À Rome, dans une discussion au creux de la nuit, s'est dessinée avec insistance l'idée que l'on passe sans doute une grande partie de sa vie à se défaire de ce que l'on a appris-absorbé-amalgamé au tout début, en quelques années. Apprendre à lâcher prise pour apprendre à mourir et finalement à vivre. Alors pourquoi pas intituler Youth un film qui voit la vie d'une station thermale par le prisme de deux amis âgés. Après tout, la sagesse nous envoie à l'enfance. Paolo Sorrentino se joue des tragédies, des drames et des tracas de la vie ; il n'appuie sur rien – les masseuses sont là pour ça – lui effleure et tout affleure : l'amour, le comique, les rancoeurs, l'amitié... tout déjà passé, tout à rejouer dans cette station thermale où les personnages secondaires ne le sont jamais vraiment, figurines de chair et d'affects dans les cases d'un calendrier de l'avent – avant la fin. (Je me demande si cela ne crée pas un genre film de station thermale, parce que Youth m'a fait penser à The Grand Budapst Hotel alors que l'esthétique n'est pas du tout la même).

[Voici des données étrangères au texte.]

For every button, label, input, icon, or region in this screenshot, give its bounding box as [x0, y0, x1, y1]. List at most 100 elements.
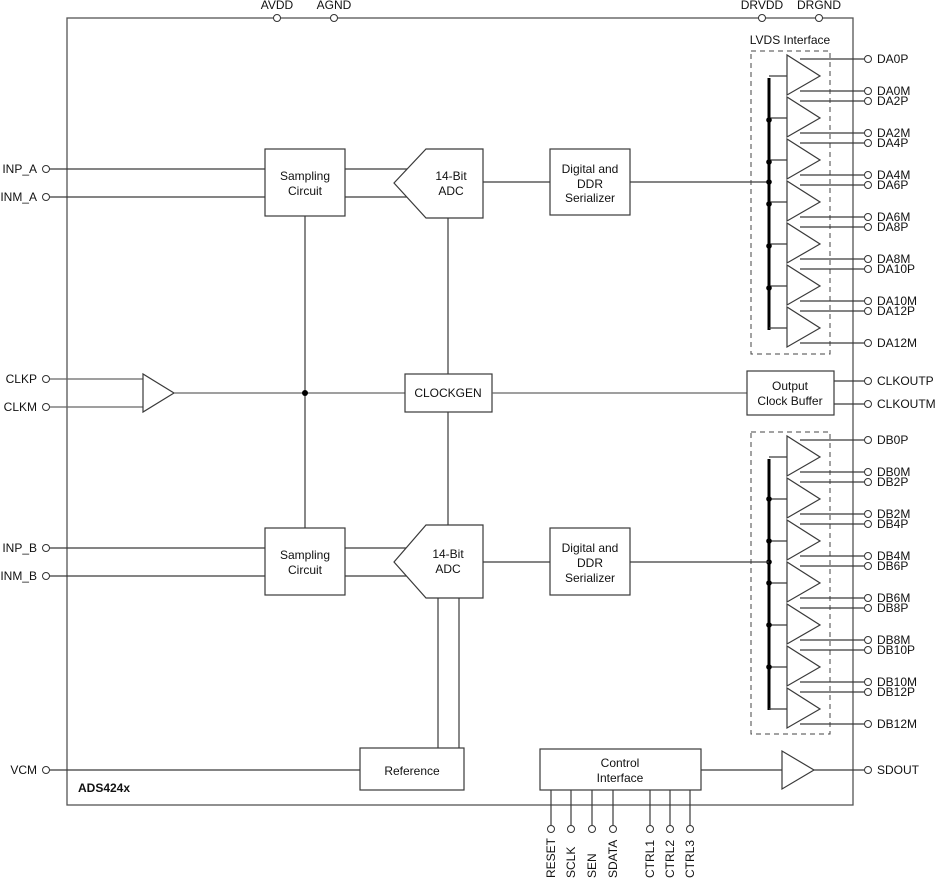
- lvds-a-output-pin[interactable]: [864, 223, 872, 231]
- lvds-b-output-pin[interactable]: [864, 720, 872, 728]
- lvds-a-output-label: DA8P: [877, 220, 908, 234]
- control-pin[interactable]: [609, 825, 617, 833]
- sampling-circuit-b-label-2: Circuit: [288, 563, 323, 577]
- lvds-b-output-label: DB6P: [877, 559, 908, 573]
- control-interface-label-1: Control: [601, 756, 640, 770]
- pin-clkoutp[interactable]: [864, 377, 872, 385]
- pin-clkp[interactable]: [42, 375, 50, 383]
- pin-inp-a[interactable]: [42, 165, 50, 173]
- sampling-circuit-a-label-2: Circuit: [288, 184, 323, 198]
- control-pin[interactable]: [588, 825, 596, 833]
- lvds-a-output-pin[interactable]: [864, 181, 872, 189]
- pin-clkoutm[interactable]: [864, 400, 872, 408]
- control-pin[interactable]: [666, 825, 674, 833]
- lvds-b-output-pin[interactable]: [864, 468, 872, 476]
- control-interface-label-2: Interface: [597, 771, 644, 785]
- control-pin[interactable]: [567, 825, 575, 833]
- clock-input-buffer: [142, 372, 176, 414]
- lvds-b-output-pin[interactable]: [864, 562, 872, 570]
- control-pin-label: CTRL1: [643, 840, 657, 878]
- lvds-a-output-pin[interactable]: [864, 55, 872, 63]
- adc-a-label-2: ADC: [438, 184, 464, 198]
- lvds-a-driver: [786, 305, 822, 349]
- lvds-b-driver: [786, 476, 822, 520]
- lvds-a-driver: [786, 53, 822, 97]
- pin-avdd-label: AVDD: [261, 0, 294, 12]
- lvds-b-output-label: DB4P: [877, 517, 908, 531]
- pin-inp-b[interactable]: [42, 544, 50, 552]
- serializer-a-label-3: Serializer: [565, 191, 615, 205]
- sdout-buffer: [781, 749, 816, 791]
- output-clock-buffer-label-2: Clock Buffer: [757, 394, 822, 408]
- control-pin-label: CTRL2: [663, 840, 677, 878]
- pin-sdout[interactable]: [864, 766, 872, 774]
- pin-drvdd[interactable]: [758, 14, 766, 22]
- pin-inm-a[interactable]: [42, 193, 50, 201]
- lvds-a-output-pin[interactable]: [864, 213, 872, 221]
- lvds-a-output-pin[interactable]: [864, 265, 872, 273]
- pin-clkm[interactable]: [42, 403, 50, 411]
- lvds-a-driver: [786, 179, 822, 223]
- lvds-a-output-pin[interactable]: [864, 97, 872, 105]
- pin-avdd[interactable]: [273, 14, 281, 22]
- lvds-a-output-pin[interactable]: [864, 171, 872, 179]
- block-diagram: ADS424x AVDD AGND DRVDD DRGND INP_A INM_…: [0, 0, 935, 878]
- lvds-b-driver: [786, 560, 822, 604]
- pin-agnd[interactable]: [330, 14, 338, 22]
- output-clock-buffer-label-1: Output: [772, 379, 809, 393]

Autour du réalisateur qui n'en finit pas de réaliser des films et du chef d'orchestre qui refuse de reprendre la baguette, fusse pour la reine d'Angleterre, orbitent une jeune masseuse aux oreilles décollées, qui masse consciencieusement les corps décrépis avant d'agiter le sien devant l'écran de sa console ; Miss Univers, pas née de la dernière pluie ; un acteur qui, las de n'être reconnu que pour le robot qu'il a joué, traîne la moustache hitlérienne de son prochain rôle jusque dans le restaurant de l'hôtel ; une star de rap obèse, qu'on dirait plutôt bedonnant pour le plaisir de l'allitération bête et bedonnant ; un petit garçon qui essaye de jouer du violon ; un alpiniste emprunté comme un nain de jardin et la fille du chef d'orchestre, qui continue à se soucier de lui en dépit de la surdité qu'il a manifestée envers elle et sa mère par le passé1. Une vraie galerie de personnages, croqués avec tendresse mais sans concession, au milieu de laquelle on déambule en souriant, sans avoir besoin de savoir où l'on va (puisqu'on ne le sait que trop bien : la vie, en général, quand ça finit, c'est que ça finit mal). C'est fin, jusque dans la caricature, et extrêmement malicieux – aussi malicieux que le regard noisette de l'ami berlinois de Palpatine, qui, à soixante-dix ans passés, semble toujours prêt à faire les quatre cents coups.

Mit Palpatine

 
1 La fille fait part de ses griefs à son père alors qu'ils sont immobilisés côte à côte... dans un enveloppement de boue. D'une manière générale, dans Youth, les corps donnent l'impression d'être risibles – sûrement parce nos petits tourments le deviennent lorsque le corps nous rattrape (et il nous rattrape toujours).